New NJ/UTT poll shows … pretty much what Pew and CNBC did
posted at 8:41 am on September 24, 2013 by Ed Morrissey
Yesterday, Allahpundit joked that he finally got a chance to be the cheerier optimist with the Pew poll on the fight over a possible government shutdown — only to find that the numbers were slightly worse for Republicans than in the earlier CNBC poll. A third poll out this morning deals with the ObamaCare issue more directly than Pew but finds the same mindset in the electorate. The National Journal/UTT poll shows a 63% majority opposed to cutting off funding to block ObamaCare, and even Republicans oppose it 42/51:
An overwhelming majority of Americans prefer the Senate’s approach to the government-funding negotiations: 63 percent said Congress should “provide the funding to keep the government operating and deal with the health care issue separately.” Only 27 percent said “only fund the continuing operations of the federal government if Obama agrees to delay or withdraw his health care plan.”Even Republicans are skeptical of the House GOP’s approach. A majority, 51 percent, said Congress should keep the two issues separate, while 42 percent said a continuing resolution should be passed only if Obama agrees to defund the health care law.
In fact, only one demographic within the Republican base actually favors this approach — and only barely outside the margin of error:
Notably, only one subset of Republican-leaning groups was inclined to push for the dissolution of Obamacare. White men without a college degree said they preferred to hold up government funding, 49 percent to 44 percent. Every other Republican group disagreed, and disagreed enormously. White men with a college degree, for example, preferred keeping the issues separate by a margin of 66 percent to 31 percent, a 40-point swing from their blue-collar brethren. More than 60 percent of white women, both those with and without a degree, wanted to deal with Obamacare later.
NJ has a chart outlining the rest of the demographic findings. Majorities oppose it in all major demos; the 42/51 among Republicans is by far the most sympathetic finding.
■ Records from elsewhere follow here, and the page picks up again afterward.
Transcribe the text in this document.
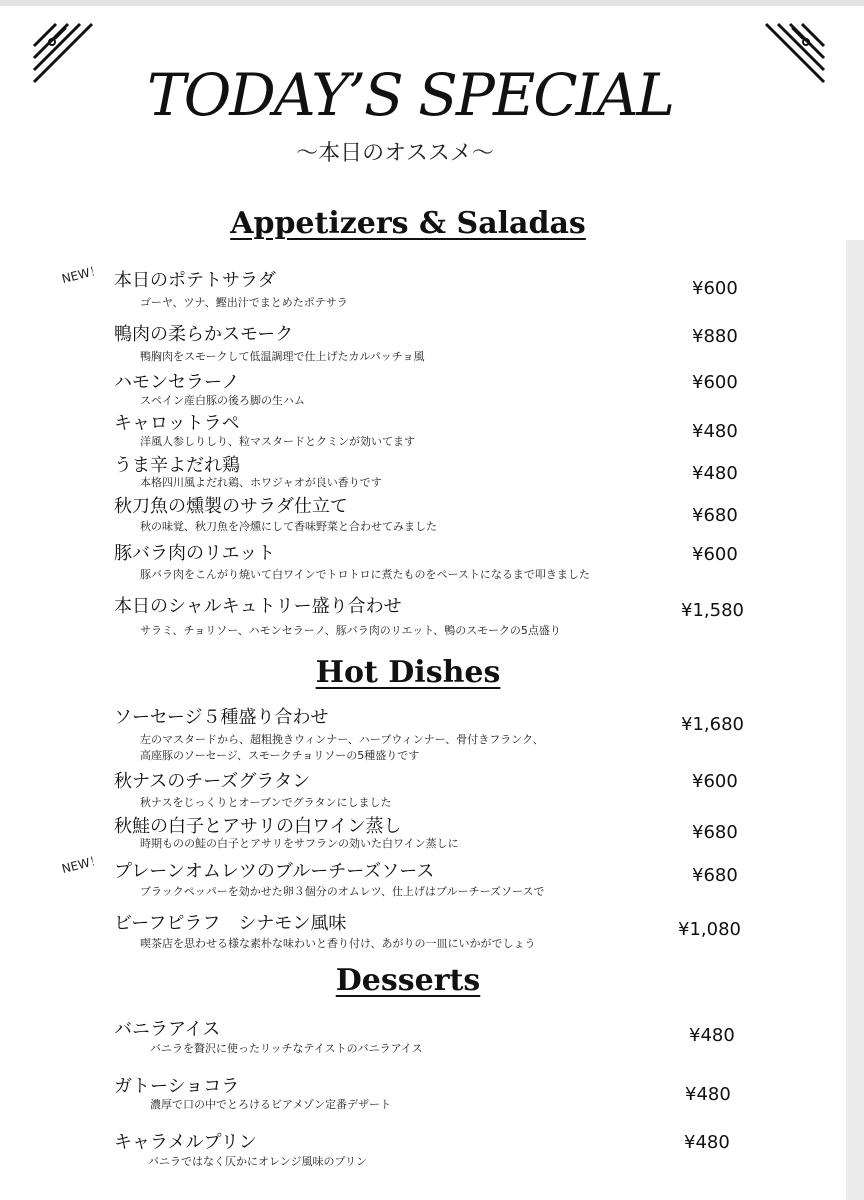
TODAY’S SPECIAL
〜本日のオススメ〜
Appetizers & Saladas
NEW！ 本日のポテトサラダ
ゴーヤ、ツナ、鰹出汁でまとめたポテサラ
¥600
鴨肉の柔らかスモーク
鴨胸肉をスモークして低温調理で仕上げたカルパッチョ風
¥880
ハモンセラーノ
スペイン産白豚の後ろ脚の生ハム
¥600
キャロットラペ
洋風人参しりしり、粒マスタードとクミンが効いてます	¥480
うま辛よだれ鶏
本格四川風よだれ鶏、ホワジャオが良い香りです	¥480
秋刀魚の燻製のサラダ仕立て
秋の味覚、秋刀魚を冷燻にして香味野菜と合わせてみました
¥680
豚バラ肉のリエット
豚バラ肉をこんがり焼いて白ワインでトロトロに煮たものをペーストになるまで叩きました
¥600
本日のシャルキュトリー盛り合わせ
サラミ、チョリソー、ハモンセラーノ、豚バラ肉のリエット、鴨のスモークの5点盛り
¥1,580
Hot Dishes
ソーセージ５種盛り合わせ
左のマスタードから、超粗挽きウィンナー、ハーブウィンナー、骨付きフランク、
高座豚のソーセージ、スモークチョリソーの5種盛りです
¥1,680
秋ナスのチーズグラタン
秋ナスをじっくりとオーブンでグラタンにしました
¥600
秋鮭の白子とアサリの白ワイン蒸し
時期ものの鮭の白子とアサリをサフランの効いた白ワイン蒸しに
¥680
NEW！ プレーンオムレツのブルーチーズソース
ブラックペッパーを効かせた卵３個分のオムレツ、仕上げはブルーチーズソースで
¥680
ビーフピラフ　シナモン風味
喫茶店を思わせる様な素朴な味わいと香り付け、あがりの一皿にいかがでしょう
¥1,080
Desserts
バニラアイス
バニラを贅沢に使ったリッチなテイストのバニラアイス
¥480
ガトーショコラ
濃厚で口の中でとろけるビアメゾン定番デザート	¥480
キャラメルプリン
バニラではなく仄かにオレンジ風味のプリン
¥480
Independents oppose it 30/61, men 34/58, females 21/68, and opposition runs over 60% no matter the education level. It doesn’t improve much when trying to tie defunding to the debt ceiling, either:
Opposition to linking Obamacare with debt-ceiling talks is less severe, but nonetheless potent. A majority, 52 percent, say “increase the U.S. debt limit and deal with the health care issue separately,” while 31 percent say “only increase the debt limit if Obama agrees to delay or withdraw his health care plan.”
By a margin of 48 percent to 33 percent, Republicans say they should hold out on the debt-ceiling until Obama rescinds the health care law. The plurality indicates a more congruous, if still far from united, front within the GOP. That explains why many GOP strategists think a fight over the debt ceiling is smarter than one over government funding.
But independents are more hostile to the idea—51 percent of them want to wall off the Affordable Care Act from the debt ceiling, and only 33 percent say the two measures should be linked. For their part, 68 percent of Democrats want to keep them separate.
That’s a clean sweep, and that’s a problem for Ted Cruz. Cruz’ explicitly-expressed strategy relies on generating overwhelming public sentiment to force Democrats in the Senate, and so overwhelming that it will scare Barack Obama off from vetoing a bill that would (theoretically only) defund his signature achievement. He’s not losing ground, but he’s not making up any ground either. Voters in his own party aren’t sold on this tactic, let alone the broader electorate. And there isn’t much time left for Cruz to make the sale, either.
The GOP does get one piece of good news from the NJ/UTT poll, which is that Obama will get as much of the blame as Republicans in a government shutdown. Pew got roughly the same result. But that’s not the same as stopping the exchanges and subsidies, and two empty losses won’t make one victory for Republicans next year.
Update: Glenn Reynolds argues that there won’t be a shutdown unless Barack Obama vetoes the budget, but that’s not really the case. If Democrats refuse to pass a budget in the Senate with defunding language in it, and House Republicans refuse to pass a budget without it, then we get a shutdown without Obama having anything directly to do with it. That’s why Cruz argued that his crusade would produce the huge momentum against the Democrats, because that was the only way they would surrender their position on defunding. As these three polls show very clearly, Democrats have no reason to surrender to Cruz on this point, with overwhelming public support for their position. Had we fought for delaying language rather than defunding, we might have been in a somewhat better negotiating position right now.